Data dari Central Pollution Control Board menunjukkan indeks polusi mencapai level 'parah', yang dapat menyebabkan efek pernapasan pada orang sehat dan memperburuk kondisi mereka dengan penyakit jantung atau paru-paru. Penggunaan generator diesel dan kegiatan konstruksi telah dibatasi, namun para ahli lingkungan menekankan perlunya perubahan jangka panjang untuk mengatasi krisis ini.

Vimlendu Jha, seorang ahli lingkungan di Delhi, menyatakan bahwa udara di Delhi tidak pernah benar-benar bersih sepanjang tahun. Shweta Narayan dari Global Climate and Health Alliance mengkritik kurangnya mekanisme sistematis untuk menghitung kematian terkait polusi udara. Para penduduk semakin frustrasi dengan kegagalan pemerintah dalam menangani masalah ini, yang telah menimbulkan dampak kesehatan serius.

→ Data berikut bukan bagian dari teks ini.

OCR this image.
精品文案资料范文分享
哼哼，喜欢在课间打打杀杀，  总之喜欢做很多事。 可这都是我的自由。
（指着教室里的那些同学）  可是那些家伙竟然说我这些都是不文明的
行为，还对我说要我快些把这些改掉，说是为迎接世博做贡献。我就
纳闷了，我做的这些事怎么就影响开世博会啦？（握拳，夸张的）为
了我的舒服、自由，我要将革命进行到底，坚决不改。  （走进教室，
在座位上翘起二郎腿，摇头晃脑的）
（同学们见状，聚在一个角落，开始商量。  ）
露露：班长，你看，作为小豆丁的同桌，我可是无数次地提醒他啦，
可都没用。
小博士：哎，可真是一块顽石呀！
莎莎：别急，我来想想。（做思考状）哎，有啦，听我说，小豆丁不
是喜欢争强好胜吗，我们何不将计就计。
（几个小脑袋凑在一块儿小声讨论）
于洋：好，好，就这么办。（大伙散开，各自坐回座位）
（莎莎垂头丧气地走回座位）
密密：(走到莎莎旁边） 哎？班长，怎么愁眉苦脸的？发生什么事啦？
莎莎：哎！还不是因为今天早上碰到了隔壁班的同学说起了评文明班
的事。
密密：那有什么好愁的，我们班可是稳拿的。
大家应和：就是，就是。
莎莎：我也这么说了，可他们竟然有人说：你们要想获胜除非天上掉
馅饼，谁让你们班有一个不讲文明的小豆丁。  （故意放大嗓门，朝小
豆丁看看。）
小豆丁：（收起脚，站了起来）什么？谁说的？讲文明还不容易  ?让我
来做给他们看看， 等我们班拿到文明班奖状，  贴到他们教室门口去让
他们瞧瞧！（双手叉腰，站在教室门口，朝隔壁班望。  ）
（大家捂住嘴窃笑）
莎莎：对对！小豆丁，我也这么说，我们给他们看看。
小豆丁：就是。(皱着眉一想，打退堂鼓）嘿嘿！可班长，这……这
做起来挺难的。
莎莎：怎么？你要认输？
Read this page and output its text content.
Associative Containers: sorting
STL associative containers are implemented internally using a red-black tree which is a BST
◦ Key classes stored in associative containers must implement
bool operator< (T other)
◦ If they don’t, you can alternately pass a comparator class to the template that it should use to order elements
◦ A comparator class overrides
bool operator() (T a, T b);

Dengan lebih dari 1,5 juta kematian terkait polusi udara setiap tahun di India, saatnya pemerintah dan masyarakat global mengambil tindakan nyata. Apakah kita akan terus menunda tindakan hingga krisis ini tak tertahankan? Solusi jangka panjang harus diimplementasikan untuk menyelamatkan masa depan kota ini.